People who have affairs or cheat never really understand the pain they cause. The night I found out I didn't even get mad. I guess at that time I subconsciously already knew and also it meant there was no question about us being together. Prior to that day I had been asking and practically begging my wife to be honest and she would hit me with the cliche, I'm confused, I need to find myself, I need space. But she continued to say I love you. And I spent the night with her on most days. I had always felt as long as she says I love you, we can work it out eventually. I never saw her as the type of person who would lie as much as she did. When I think back to all her lies, its amazing how easy it was for her.
Since the night I left in December I have struggled to be completely happy. For the most part I have been content with myself. I haven't talked shit, threatened her, blamed her or showed any anger towards her. That alone makes me proud. She even kept my daughter from me and I didn't rage. I simply let it be. But there are small moments filled with complete emotions. It consists of madness, sadness, regret, resentment, and memories flashing in my head. I usually end up crying. These fits (I guess you can call them that) usually last about 5 minutes when I'm alone and not doing absolutely nothing. I now realize that she has never really loved me. I have come to terms with that. I have also come to terms that I won't stop loving her. So me spending the night with her just confuses things. I don't want to be with her at all. But she probably thinks I do. The things is that I wish I could be with her. I miss her. And I definitely miss us as a family. I guess I made a mistake and hopefully I won't make it again.
Friday, January 20, 2012
Trying Again
I've attempted to start this blog several times . I always write an intro, save and never come back to it. I remember the first attempt, it was about 2 or 3 am, I was tired, but couldn't sleep. The other thing I remember is that I was bugging out. I was so stressed. I was beyond lost. I had no job, stopped going to school and felt like my marriage was failing and would soon come crashing. I remember rationalizing that writing would be therapeutic and slowly I could get my life back on track. Well, who knows, what would of happened had I kept writing. Anyway here I sit at my desk, at work, waiting to go home. Bored out of my mind and deciding to write again. I still believe writing is therapeutic, but my life has changed so much since that first attempt. I sometimes don't believe where my life is at now. Honestly I worry that I will write too much. I have so much I want to write about.

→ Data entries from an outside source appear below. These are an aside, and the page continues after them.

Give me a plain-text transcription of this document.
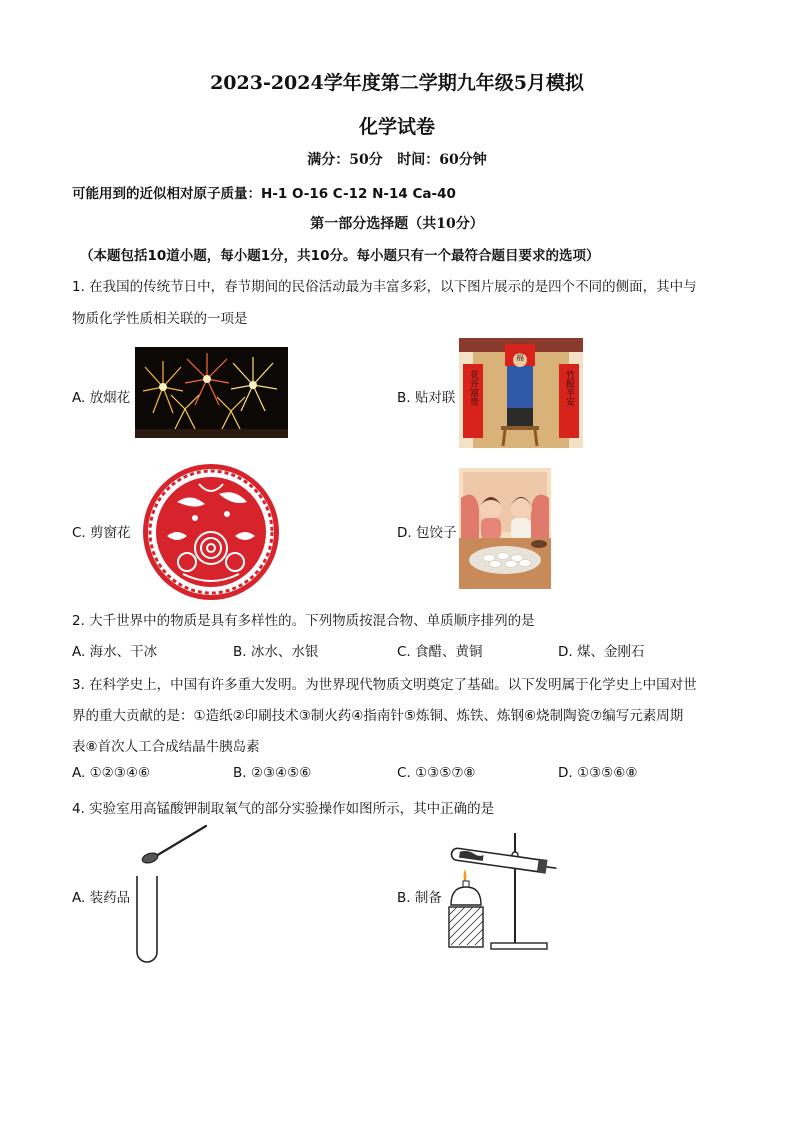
2023-2024学年度第二学期九年级5月模拟
化学试卷
满分：50分   时间：60分钟
可能用到的近似相对原子质量：H-1 O-16 C-12 N-14 Ca-40
第一部分选择题（共10分）
（本题包括10道小题，每小题1分，共10分。每小题只有一个最符合题目要求的选项）
1. 在我国的传统节日中，春节期间的民俗活动最为丰富多彩，以下图片展示的是四个不同的侧面，其中与
物质化学性质相关联的一项是
A. 放烟花	B. 贴对联
福
花开富贵	竹报平安
C. 剪窗花	D. 包饺子
2. 大千世界中的物质是具有多样性的。下列物质按混合物、单质顺序排列的是
A. 海水、干冰	B. 冰水、水银	C. 食醋、黄铜	D. 煤、金刚石
3. 在科学史上，中国有许多重大发明。为世界现代物质文明奠定了基础。以下发明属于化学史上中国对世
界的重大贡献的是：①造纸②印刷技术③制火药④指南针⑤炼铜、炼铁、炼钢⑥烧制陶瓷⑦编写元素周期
表⑧首次人工合成结晶牛胰岛素
A. ①②③④⑥	B. ②③④⑤⑥	C. ①③⑤⑦⑧	D. ①③⑤⑥⑧
4. 实验室用高锰酸钾制取氧气的部分实验操作如图所示，其中正确的是
A. 装药品	B. 制备
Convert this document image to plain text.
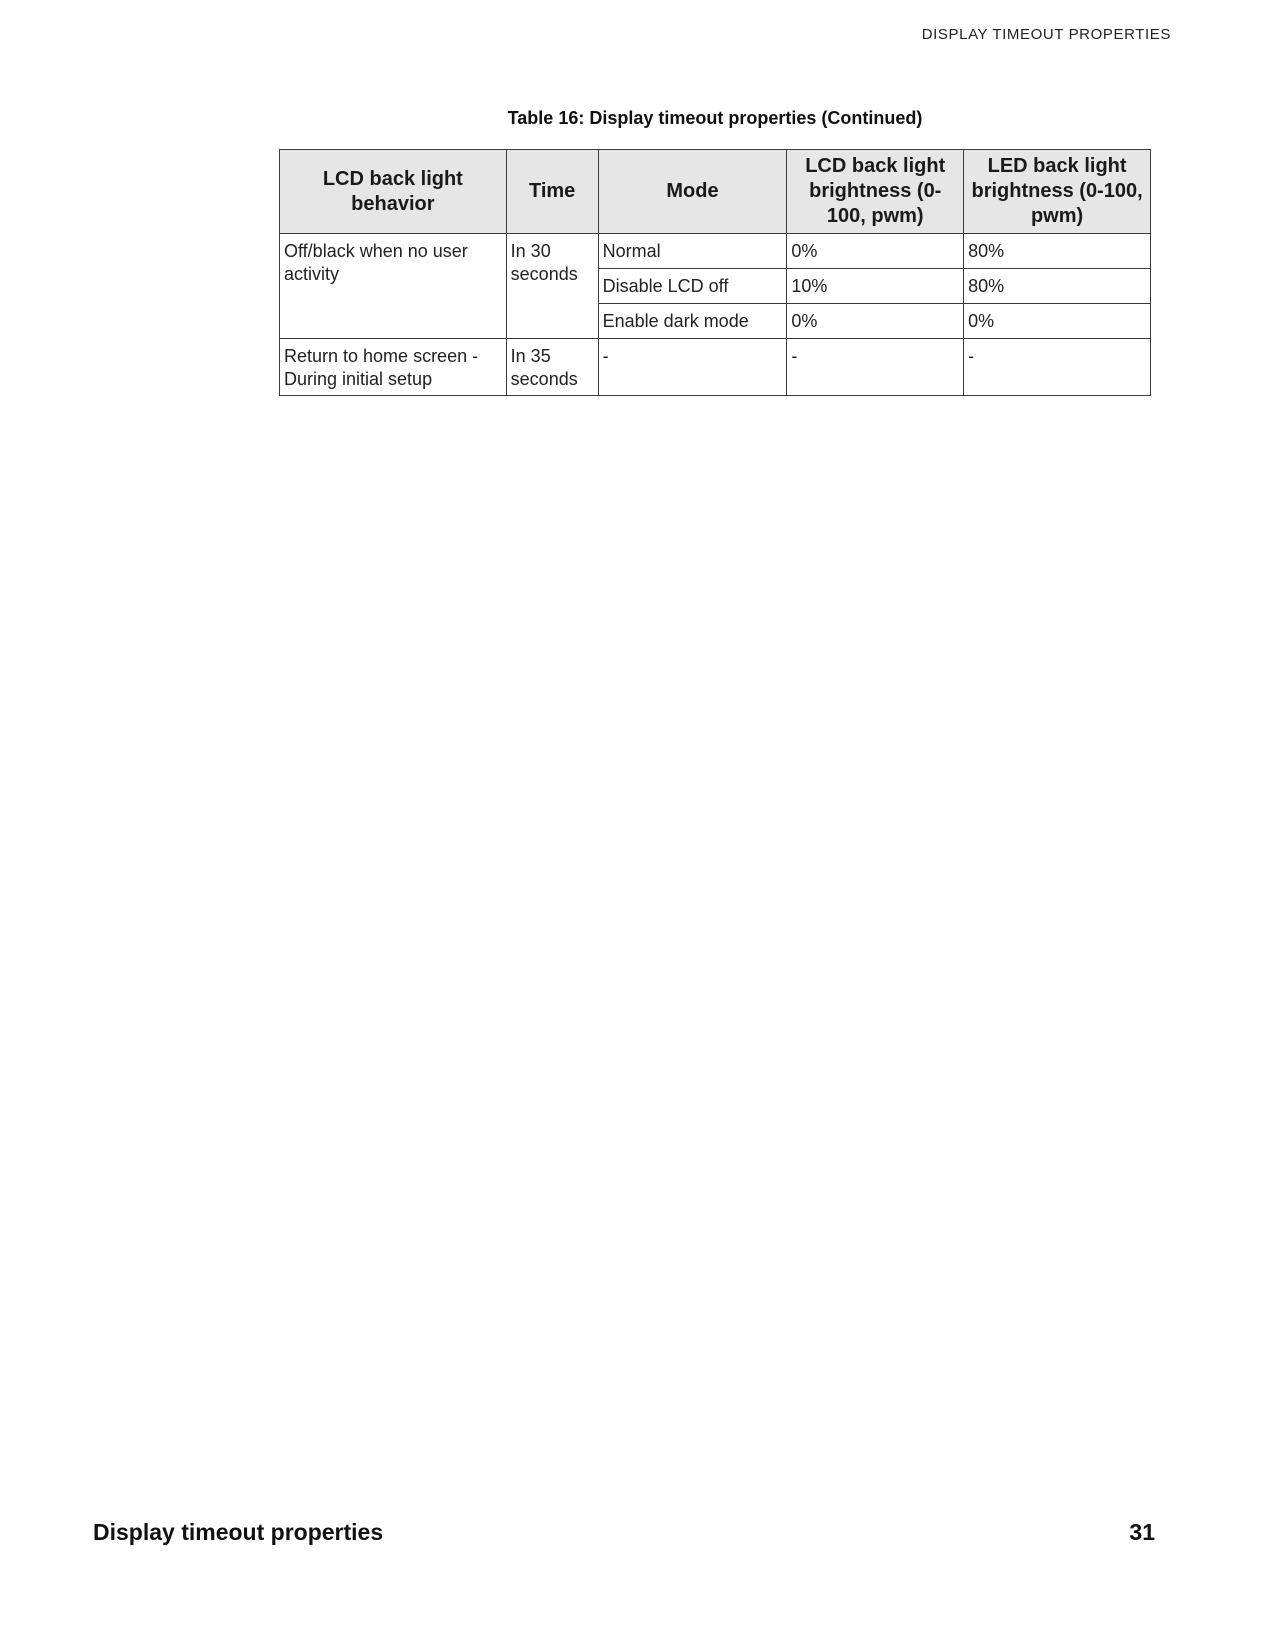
DISPLAY TIMEOUT PROPERTIES
Table 16: Display timeout properties (Continued)
LCD back light behavior	Time	Mode	LCD back light brightness (0-100, pwm)	LED back light brightness (0-100, pwm)
Off/black when no user activity	In 30 seconds	Normal	0%	80%
		Disable LCD off	10%	80%
		Enable dark mode	0%	0%
Return to home screen - During initial setup	In 35 seconds	-	-	-
Display timeout properties	31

I want to explain the name of this blog. Its actually quite simple. One of my life's biggest challenges is my student debt. Yes it is over $100,000. I have yet to attain a degree, but I want to and still believe I will. I actually see myself paying this debt off one day. I remember before I went to school I would tell people that one day I would be rich. I use to tell people that being rich is the ultimate freedom. I know now that the ultimate freedom is zero debt. I refer to debt not just as monetary value but also owing people favors or owing someone something. Being able to completely live for you is the ultimate freedom.